From now until June, the Northern Territory Travelling Film Festival will be moving about the Top End, with outdoors cinemas popping up in both popular tourist hotspots and remote Indigenous communities.

Led by festival director Britt Guy, 2019 marks the festival’s second year. The program includes Wayne Blair’s Top End Wedding, which will screen at Wurrumiyanga, Nitmiluk National Park and Kakadu National Park, as well as feature documentary The Song Keepers; The Tangentyere Artists Collection of short films, and Lil Bois, the first short film in the traditional language Ngandi, created by Ngandi man Grant Thompson and produced by Ngukurr Story Projects.

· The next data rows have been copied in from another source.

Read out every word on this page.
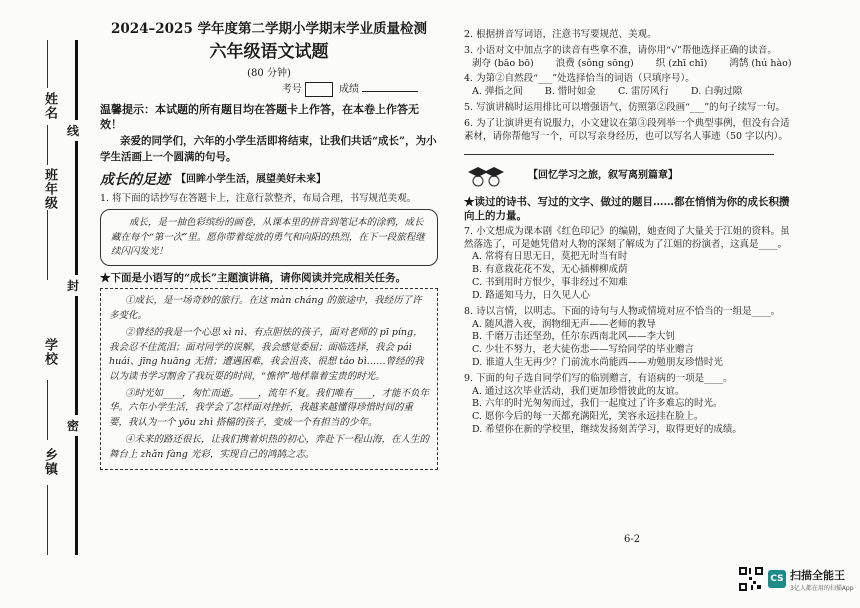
姓名
班
年级
学校
乡镇
线
封
密
2024–2025 学年度第二学期小学期末学业质量检测
六年级语文试题
(80 分钟)
考号	成绩
温馨提示：本试题的所有题目均在答题卡上作答，在本卷上作答无效！
亲爱的同学们，六年的小学生活即将结束，让我们共话“成长”，为小学生活画上一个圆满的句号。
成长的足迹 【回眸小学生活，展望美好未来】
1. 将下面的话抄写在答题卡上，注意行款整齐，布局合理，书写规范美观。
成长，是一抽色彩缤纷的画卷，从课本里的拼音到笔记本的涂鸦，成长藏在每个“第一次”里。愿你带着绽放的勇气和向阳的热烈，在下一段旅程继续闪闪发光！
★下面是小语写的“成长”主题演讲稿，请你阅读并完成相关任务。

①成长，是一场奇妙的旅行。在这 màn cháng 的旅途中，我经历了许多变化。

②曾经的我是一个心思 xì nì、有点胆怯的孩子，面对老师的 pī píng，我会忍不住流泪；面对同学的误解，我会感觉委屈；面临选择，我会 pái huái、jīng huāng 无措；遭遇困难，我会沮丧、很想 táo bì……曾经的我以为读书学习割舍了我玩耍的时间，“憔悴”地样靠着宝贵的时光。

③时光如____，匆忙而逝。____，流年不复。我们唯有____，才能不负年华。六年小学生活，我学会了怎样面对挫折，我越来越懂得珍惜时间的重要，我认为一个 yōu zhì 搭檔的孩子，变成一个有担当的少年。

④未来的路还很长，让我们携着炽热的初心，奔赴下一程山海，在人生的舞台上 zhǎn fàng 光彩，实现自己的鸿鹄之志。

2. 根据拼音写词语，注意书写要规范、美观。
3. 小语对文中加点字的读音有些拿不准，请你用“√”帮他选择正确的读音。
剥夺 (bāo bō) 浪费 (sǒng sōng) 织 (zhī chī) 鸿鹄 (hú hào)
4. 为第②自然段“___”处选择恰当的词语（只填序号）。
A. 弹指之间 B. 惜时如金 C. 雷厉风行 D. 白驹过隙
5. 写演讲稿时运用排比可以增强语气，仿照第②段画“___”的句子续写一句。
6. 为了让演讲更有说服力，小文建议在第③段列举一个典型事例，但没有合适素材，请你帮他写一个，可以写亲身经历，也可以写名人事迹（50 字以内）。
【回忆学习之旅，叙写离别篇章】
★读过的诗书、写过的文字、做过的题目……都在悄悄为你的成长积攒向上的力量。
7. 小文想成为课本剧《红色印记》的编剧，她查阅了大量关于江姐的资料。虽然落选了，可是她凭借对人物的深刻了解成为了江姐的扮演者，这真是____。
A. 常将有日思无日，莫把无时当有时
B. 有意栽花花不发，无心插柳柳成荫
C. 书到用时方恨少，事非经过不知难
D. 路遥知马力，日久见人心
8. 诗以言情，以明志。下面的诗句与人物或情境对应不恰当的一组是____。
A. 随风潜入夜，润物细无声——老师的教导
B. 千磨万击还坚劲，任尔东西南北风——李大钊
C. 少壮不努力，老大徒伤悲——写给同学的毕业赠言
D. 谁道人生无再少？门前流水尚能西——劝勉朋友珍惜时光
9. 下面的句子选自同学们写的临别赠言，有语病的一项是____。
A. 通过这次毕业活动，我们更加珍惜彼此的友谊。
B. 六年的时光匆匆而过，我们一起度过了许多难忘的时光。
C. 愿你今后的每一天都充满阳光，笑容永远挂在脸上。
D. 希望你在新的学校里，继续发扬刻苦学习，取得更好的成绩。
6-2
CS 扫描全能王
3亿人都在用的扫描App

The idea for the NT Travelling Film Festival was borne out of conversations Guy had with the Darwin Film Society, who run the Darwin International Film Festival (DIFF). They realised that many of the films presented at DIFF from Territorian filmmakers weren’t having a life beyond it – and if they did, it was often interstate.

“These films that have been made about people out in regional and remote areas, or filmed on country, weren’t actually getting back to the places that they were about,” Guy tells IF.

The idea for a travelling film festival made sense to get these films to broader audiences: there are only a handful of cinemas in the Northern Territory outside of Darwin – just one cinema in Katherine, and another in Alice Springs.

“The idea was to create a really beautiful, high quality cinematic experience for regional and remote audiences, as well as creating some iconic experiences where tourists and the general public of the Northern Territory could come together on these epic NT sits and have cinematic experiences there,” says Guy.

The festival’s program is tailored to each location it travels to. At each community screening, there is half an hour of programming curated by locals, followed by a program of shorts from the NT more broadly.

Guy and her team travel with everything; the screen and equipment are carried in a troupie and trailer. “We’re completely self-contained and so able to set up in the remotest parts of the Territory.”

In addition to the film program, NTFF also runs a bespoke program of filmmaking workshops in communities across the NT. Each workshop is put on in partnership with the local community, including with key local arts and community organisations, filmmakers and schools, and is tailored to the needs and interests of the film industry within those places.

“The idea is to be able to have professional development on country, rather than travelling into town,” says Guy.

Some of the shorts that were developed through those workshops last year are part of this year’s program, such as the Ngukurr Story Project’s Lil Bois and I Am Numamurdirdi.

“It has really exposed the kind of breadth and depth of independent filmmaking in the Territory. That has existed well before the NTFF, but the NTFF has become a real vehicle for sharing that with a much larger audience.”